Other emerging, novel studies reviewed herein represent promising areas of inquiry as well. Several studies have explored reciprocal relationships between macro and micro aspects of sleep and daytime symptomatology among youth with AD, revealing unique sleep–emotion relationships. Accumulating evidence also suggests that duration and/or depth of SWS may shield youth with (and without) AD from subsequent depression. Accordingly, the degree to which normative developmental decline in SWA that begins with the pubertal transition intersects with elevations in anxious and affective symptomatology is an important question for future research. In addition, sleep spindle activity during NREM sleep might provide a neurobiological index of anxiety risk and/or severity. Based on the thesis that sleep spindles provide evidence of encoding emotional information/events, examination of spindles in relation to CBT-based outcomes for anxiety could provide mechanistic insight into successful/unsuccessful treatment. More sophisticated analysis of PSG parameters among children with AD therefore represents an exciting avenue for future research.

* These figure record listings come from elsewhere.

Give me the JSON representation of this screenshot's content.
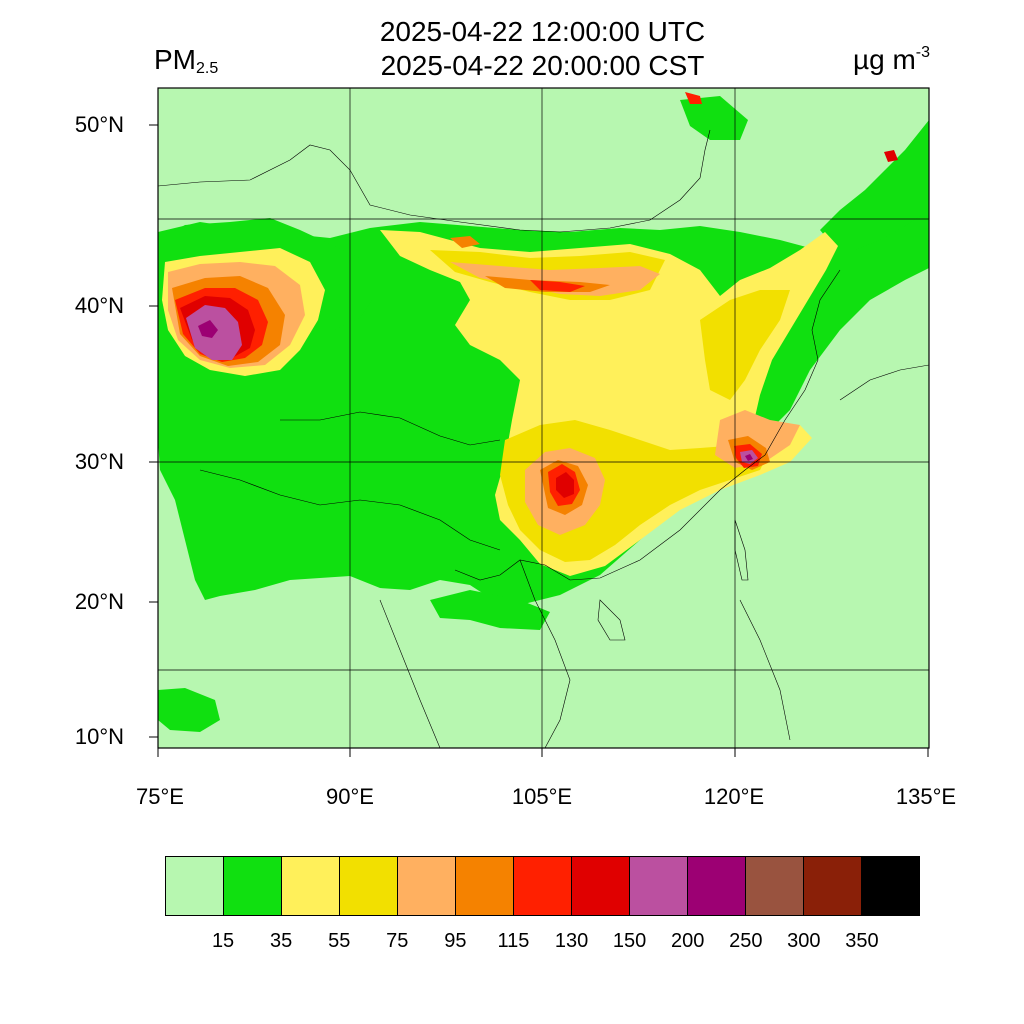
{
  "title": {
    "line1": "2025-04-22 12:00:00 UTC",
    "line2": "2025-04-22 20:00:00 CST"
  },
  "variable": {
    "name": "PM",
    "subscript": "2.5"
  },
  "units": {
    "base": "µg m",
    "exponent": "-3"
  },
  "lat_labels": [
    "50°N",
    "40°N",
    "30°N",
    "20°N",
    "10°N"
  ],
  "lon_labels": [
    "75°E",
    "90°E",
    "105°E",
    "120°E",
    "135°E"
  ],
  "colorbar": {
    "colors": [
      "#b7f7b0",
      "#10e010",
      "#fff05a",
      "#f2e000",
      "#ffb060",
      "#f58200",
      "#ff2000",
      "#e00000",
      "#bb50a0",
      "#9c0073",
      "#99533f",
      "#8a2008",
      "#000000"
    ],
    "ticks": [
      "15",
      "35",
      "55",
      "75",
      "95",
      "115",
      "130",
      "150",
      "200",
      "250",
      "300",
      "350"
    ]
  }
}
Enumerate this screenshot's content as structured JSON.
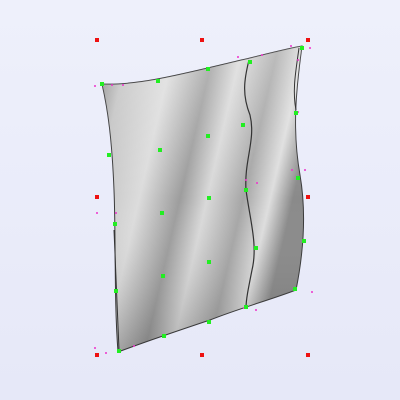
{
  "viewport": {
    "background": "#e9ebfa",
    "surface_color_light": "#e6e6e6",
    "surface_color_dark": "#8c8c8c",
    "control_point_color": "#22ee22",
    "cage_handle_color": "#ee1111",
    "knot_marker_color": "#ee33cc",
    "edge_color": "#3a3a3a"
  }
}
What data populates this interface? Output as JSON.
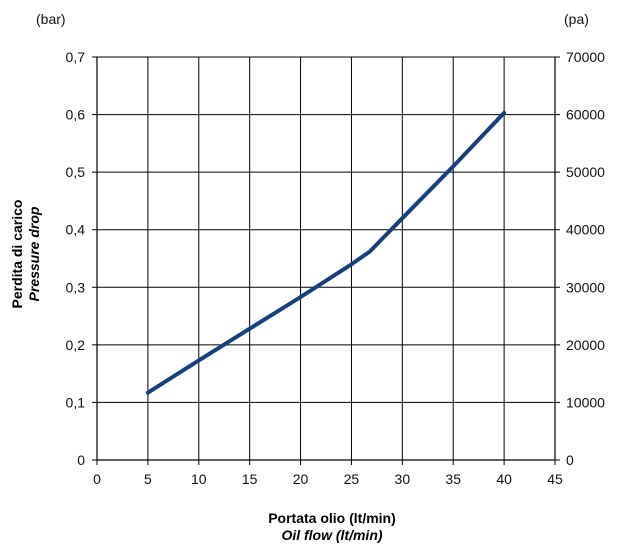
{
  "chart_data": {
    "type": "line",
    "title": "",
    "xlabel": "Portata olio (lt/min)",
    "xlabel_secondary": "Oil flow (lt/min)",
    "ylabel": "Perdita di carico",
    "ylabel_secondary": "Pressure drop",
    "left_unit": "(bar)",
    "right_unit": "(pa)",
    "xlim": [
      0,
      45
    ],
    "ylim": [
      0,
      0.7
    ],
    "y2lim": [
      0,
      70000
    ],
    "x_ticks": [
      "0",
      "5",
      "10",
      "15",
      "20",
      "25",
      "30",
      "35",
      "40",
      "45"
    ],
    "y_ticks": [
      "0",
      "0,1",
      "0,2",
      "0,3",
      "0,4",
      "0,5",
      "0,6",
      "0,7"
    ],
    "y2_ticks": [
      "0",
      "10000",
      "20000",
      "30000",
      "40000",
      "50000",
      "60000",
      "70000"
    ],
    "grid": true,
    "legend": "none",
    "series": [
      {
        "x": [
          5,
          10,
          15,
          20,
          25,
          26.8,
          30,
          35,
          40
        ],
        "values": [
          0.117,
          0.173,
          0.228,
          0.283,
          0.34,
          0.362,
          0.42,
          0.51,
          0.603
        ]
      }
    ],
    "colors": {
      "line": "#173f7d",
      "axis_title": "#1f4f8f",
      "grid": "#000000",
      "text": "#111111",
      "background": "#ffffff"
    }
  }
}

Finally, rather than merely representing a direct target of treatment, various dimensions of sleep might be leveraged to enhance anxiety-based treatment outcomes. Sleep is essential for emotional learning and memory including extinction learning, a core mechanism of exposure-based treatments. A wealth of research in animals and adults provides evidence of enhanced fear reduction when extinction training (i.e., exposure) is conducted in close proximity to a sleep period. These learning effects are independent of circadian influences and appear to generalize to non-targeted fears. Although developmental variation in extinction learning (Kim et al. 2009; Kim and Richardson 2010) necessitates replication of these findings in child samples, the fact that CBT, the ‘gold standard’ treatment for childhood AD is effective for less than 2/3 of youth (James et al. 2013) underscores a need for novel, practical strategies to enhance its effects.

Conclusions

Cross-sectional, longitudinal, epidemiological, and experimental work emphasizes the presence of complex bidirectional relationships between sleep and anxiety across the life-span. Sleep disruption is a manifest feature of clinical levels of anxiety but also independently forecasts the development of an AD. These reciprocal impacts make clear the need to better understand the nature and consequences of sleep–wake patterns associated with early-onset AD to inform developmental models as well as comprehensive assessment and treatment approaches. The current paper highlights several fundamental questions for future research including the possibility of sensitive developmental periods wherein dimensions of sleep might intersect most intensely with anxiety symptomatology. The questions raised here are by no means exhaustive however, as other noteworthy gaps in understanding persist. For example, significant cross-cultural differences exist with regard to children’s sleep (Jenni and O’Connor 2005) but the ways in which these differences might interact with anxiety is largely unknown, even in the face of evidence for such relationships (e.g., Alfano et al. 2010). As such, findings included in the current review are mainly based on Caucasian youth from western cultures. Other valuable questions relate to whether and to what extent specific forms of anxiety might be more susceptible to circadian rhythm disturbances across development. Overall, probing of these and other questions ultimately rests upon an understanding of sleep that surpasses mere symptoms and problems to include appreciation of more intimate relationships with emotional health.